A few days ago I was running in Los Angeles. I have to say, running shirtless on the beach in January is quite a treat (for me at least. Maybe not so much for those who had to witness it!)
Aside from the beach running, simply exploring a new(ish) city is always a pleasure. After some beach running, I also used some free time to check out lots of Hollywood and Beverly Hills etc. Without a doubt, one of the best ways to explore a new city is to do so by foot.
On my last run in the city before coming home, I paused at the corner of Wilshire and Gale in West Hollywood and patiently (ha!) waited for a light. I finally had the right of way and crossed the street. About 10 seconds after doing so I heard an awful crunching of steel and the shattering of glass. I turned around just in time to see a car careen off of another one, spin 180 degrees around and then slide up and over the curb. The car came to rest against a pole at the SE corner of the intersection. This is the same pole I had been leaning against waiting for the little white walking guy to appear signifying it was safe to cross.

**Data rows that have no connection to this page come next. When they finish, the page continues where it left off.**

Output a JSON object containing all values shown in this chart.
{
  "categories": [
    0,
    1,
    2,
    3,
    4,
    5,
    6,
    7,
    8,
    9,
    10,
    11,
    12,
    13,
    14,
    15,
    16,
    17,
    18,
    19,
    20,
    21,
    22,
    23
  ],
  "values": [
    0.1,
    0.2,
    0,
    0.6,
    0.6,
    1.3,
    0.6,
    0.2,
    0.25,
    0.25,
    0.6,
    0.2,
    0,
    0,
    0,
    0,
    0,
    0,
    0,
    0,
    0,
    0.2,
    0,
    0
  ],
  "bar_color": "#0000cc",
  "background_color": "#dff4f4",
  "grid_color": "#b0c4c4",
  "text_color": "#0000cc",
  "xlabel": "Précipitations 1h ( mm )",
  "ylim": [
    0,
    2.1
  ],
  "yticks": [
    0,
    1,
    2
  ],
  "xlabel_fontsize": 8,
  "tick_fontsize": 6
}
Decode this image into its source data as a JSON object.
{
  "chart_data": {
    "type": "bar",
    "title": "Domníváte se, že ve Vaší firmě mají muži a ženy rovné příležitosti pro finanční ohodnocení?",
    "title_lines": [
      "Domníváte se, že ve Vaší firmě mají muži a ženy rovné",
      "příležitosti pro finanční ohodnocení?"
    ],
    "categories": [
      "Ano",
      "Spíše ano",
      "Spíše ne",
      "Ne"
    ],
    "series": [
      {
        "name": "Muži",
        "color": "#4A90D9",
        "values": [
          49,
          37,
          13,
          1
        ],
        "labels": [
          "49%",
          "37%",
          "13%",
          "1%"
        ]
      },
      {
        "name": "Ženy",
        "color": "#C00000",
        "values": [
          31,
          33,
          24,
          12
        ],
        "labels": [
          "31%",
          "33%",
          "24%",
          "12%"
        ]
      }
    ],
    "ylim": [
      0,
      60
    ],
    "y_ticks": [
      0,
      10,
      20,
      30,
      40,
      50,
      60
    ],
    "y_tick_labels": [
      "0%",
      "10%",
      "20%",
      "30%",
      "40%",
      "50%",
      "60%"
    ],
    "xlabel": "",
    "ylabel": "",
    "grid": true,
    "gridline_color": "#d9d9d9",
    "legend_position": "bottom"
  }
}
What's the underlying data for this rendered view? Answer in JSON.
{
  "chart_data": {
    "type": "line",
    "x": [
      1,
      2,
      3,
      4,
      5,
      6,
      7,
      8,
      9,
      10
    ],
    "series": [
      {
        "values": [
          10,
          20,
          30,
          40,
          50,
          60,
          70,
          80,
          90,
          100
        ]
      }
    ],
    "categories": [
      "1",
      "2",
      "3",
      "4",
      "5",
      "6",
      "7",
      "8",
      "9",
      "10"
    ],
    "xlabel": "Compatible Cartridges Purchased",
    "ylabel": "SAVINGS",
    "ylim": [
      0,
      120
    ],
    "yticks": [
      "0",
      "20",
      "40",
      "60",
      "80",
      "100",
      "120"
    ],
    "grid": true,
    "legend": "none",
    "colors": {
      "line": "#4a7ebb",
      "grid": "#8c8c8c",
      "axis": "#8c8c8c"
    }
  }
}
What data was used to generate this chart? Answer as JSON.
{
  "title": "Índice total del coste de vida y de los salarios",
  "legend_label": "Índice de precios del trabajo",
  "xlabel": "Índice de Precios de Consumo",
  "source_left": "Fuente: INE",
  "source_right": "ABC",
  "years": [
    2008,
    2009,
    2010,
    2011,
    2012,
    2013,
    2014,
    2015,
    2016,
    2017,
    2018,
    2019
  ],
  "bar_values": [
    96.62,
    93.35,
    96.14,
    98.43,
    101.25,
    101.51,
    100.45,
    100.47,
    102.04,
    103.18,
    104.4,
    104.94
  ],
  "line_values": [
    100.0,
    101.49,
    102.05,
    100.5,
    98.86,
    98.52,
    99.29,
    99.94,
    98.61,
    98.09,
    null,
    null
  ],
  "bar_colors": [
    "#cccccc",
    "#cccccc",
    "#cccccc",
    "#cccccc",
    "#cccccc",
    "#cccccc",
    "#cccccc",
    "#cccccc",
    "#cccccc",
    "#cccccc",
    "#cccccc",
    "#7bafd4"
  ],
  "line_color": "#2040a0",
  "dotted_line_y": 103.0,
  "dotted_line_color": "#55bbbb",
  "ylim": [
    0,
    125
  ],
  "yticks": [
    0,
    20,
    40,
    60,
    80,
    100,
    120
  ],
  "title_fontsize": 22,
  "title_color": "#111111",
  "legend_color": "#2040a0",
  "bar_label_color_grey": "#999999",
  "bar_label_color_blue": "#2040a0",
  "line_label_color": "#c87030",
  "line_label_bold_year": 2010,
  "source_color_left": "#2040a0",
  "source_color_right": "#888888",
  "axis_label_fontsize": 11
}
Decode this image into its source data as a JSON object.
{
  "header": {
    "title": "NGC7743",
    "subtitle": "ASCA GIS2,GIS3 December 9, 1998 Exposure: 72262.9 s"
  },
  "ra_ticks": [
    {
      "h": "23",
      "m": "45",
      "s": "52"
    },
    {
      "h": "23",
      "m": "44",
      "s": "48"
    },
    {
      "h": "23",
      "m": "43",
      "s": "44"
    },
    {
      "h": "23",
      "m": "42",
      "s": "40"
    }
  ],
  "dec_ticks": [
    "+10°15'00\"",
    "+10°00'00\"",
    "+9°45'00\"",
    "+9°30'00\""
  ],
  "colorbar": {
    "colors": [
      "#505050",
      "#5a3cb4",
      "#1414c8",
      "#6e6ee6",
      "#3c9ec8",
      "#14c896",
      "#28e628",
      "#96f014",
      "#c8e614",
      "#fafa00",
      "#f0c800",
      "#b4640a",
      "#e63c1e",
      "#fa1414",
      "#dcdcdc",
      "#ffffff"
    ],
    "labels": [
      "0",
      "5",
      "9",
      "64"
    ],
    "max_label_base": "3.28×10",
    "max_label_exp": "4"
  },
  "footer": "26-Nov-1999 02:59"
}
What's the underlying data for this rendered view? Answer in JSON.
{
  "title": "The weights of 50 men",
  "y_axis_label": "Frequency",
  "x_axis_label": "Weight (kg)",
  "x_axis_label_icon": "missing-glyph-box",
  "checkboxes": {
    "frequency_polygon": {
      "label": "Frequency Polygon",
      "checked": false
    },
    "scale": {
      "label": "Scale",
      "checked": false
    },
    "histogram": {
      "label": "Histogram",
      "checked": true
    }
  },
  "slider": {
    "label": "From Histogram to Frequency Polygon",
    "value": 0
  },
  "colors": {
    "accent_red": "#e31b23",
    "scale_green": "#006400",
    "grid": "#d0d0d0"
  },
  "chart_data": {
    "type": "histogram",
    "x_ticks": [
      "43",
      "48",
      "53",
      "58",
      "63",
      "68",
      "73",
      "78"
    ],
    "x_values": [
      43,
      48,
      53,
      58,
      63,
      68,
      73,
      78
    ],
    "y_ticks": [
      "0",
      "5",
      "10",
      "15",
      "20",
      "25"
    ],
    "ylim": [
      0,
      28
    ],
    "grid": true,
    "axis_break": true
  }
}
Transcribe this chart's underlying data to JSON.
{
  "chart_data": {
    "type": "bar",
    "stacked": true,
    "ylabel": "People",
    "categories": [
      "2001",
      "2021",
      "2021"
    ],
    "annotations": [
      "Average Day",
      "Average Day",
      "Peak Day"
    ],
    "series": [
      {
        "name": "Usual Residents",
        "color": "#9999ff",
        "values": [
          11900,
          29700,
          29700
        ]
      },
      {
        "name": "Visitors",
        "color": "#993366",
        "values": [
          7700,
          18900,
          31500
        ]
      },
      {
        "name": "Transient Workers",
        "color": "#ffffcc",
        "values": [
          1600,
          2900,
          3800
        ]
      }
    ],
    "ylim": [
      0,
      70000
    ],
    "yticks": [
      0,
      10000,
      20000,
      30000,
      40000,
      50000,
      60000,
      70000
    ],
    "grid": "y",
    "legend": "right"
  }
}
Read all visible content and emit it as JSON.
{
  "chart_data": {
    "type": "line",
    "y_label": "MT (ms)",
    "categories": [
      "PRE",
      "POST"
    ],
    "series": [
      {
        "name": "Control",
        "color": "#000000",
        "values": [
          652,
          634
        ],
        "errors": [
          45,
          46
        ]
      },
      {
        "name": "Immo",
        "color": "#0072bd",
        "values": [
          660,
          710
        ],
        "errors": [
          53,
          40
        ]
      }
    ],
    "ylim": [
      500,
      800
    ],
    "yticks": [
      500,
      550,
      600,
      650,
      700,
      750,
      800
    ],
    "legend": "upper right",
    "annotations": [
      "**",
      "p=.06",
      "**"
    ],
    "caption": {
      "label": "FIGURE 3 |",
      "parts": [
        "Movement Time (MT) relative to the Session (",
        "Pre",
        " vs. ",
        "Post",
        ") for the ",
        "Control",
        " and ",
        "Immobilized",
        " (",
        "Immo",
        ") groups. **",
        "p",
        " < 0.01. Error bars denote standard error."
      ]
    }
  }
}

I do not know what happened with the cars and before I could even think to turn around, four or five other passersby were on the scene. Figuring I would only complicate matters I continued on my run. I do not get rattled too often. Many runners have a plethora of tales of almost getting hit by cars by running. Heck, in the Hatfield and McCoy Marathon in 2006, I had to Dukes of Hazzard slide across the hood of a Tercel when some elder lady inched out of a Winn-Dixie parking lot without looking to her right (or figuring out why the entire street was coned off and there was no other vehicular traffic).
But this was a little more serious. Metal on metal, broken glass and a crunched pole.
All I could think about was how I had just been standing there a few seconds before. I looked down and saw I was wearing my ROAD ID and breathed a sigh of relief. Obviously the ROAD ID would not have created a shield to protect me from the car but if I had been hit, someone would have know exactly who I was, who to call and other pertinent information.
So I encourage all runners, when you are out for a run to be aware of your surroundings, be safe and try your best to minimalize any potential danger to yourself. Not just from vehicles but also from dogs, other people and anything else seemingly harmless-broken sidewalks, low-hanging branches ( I learned this one the hard way!)
The last thing this world needs is LESS people running.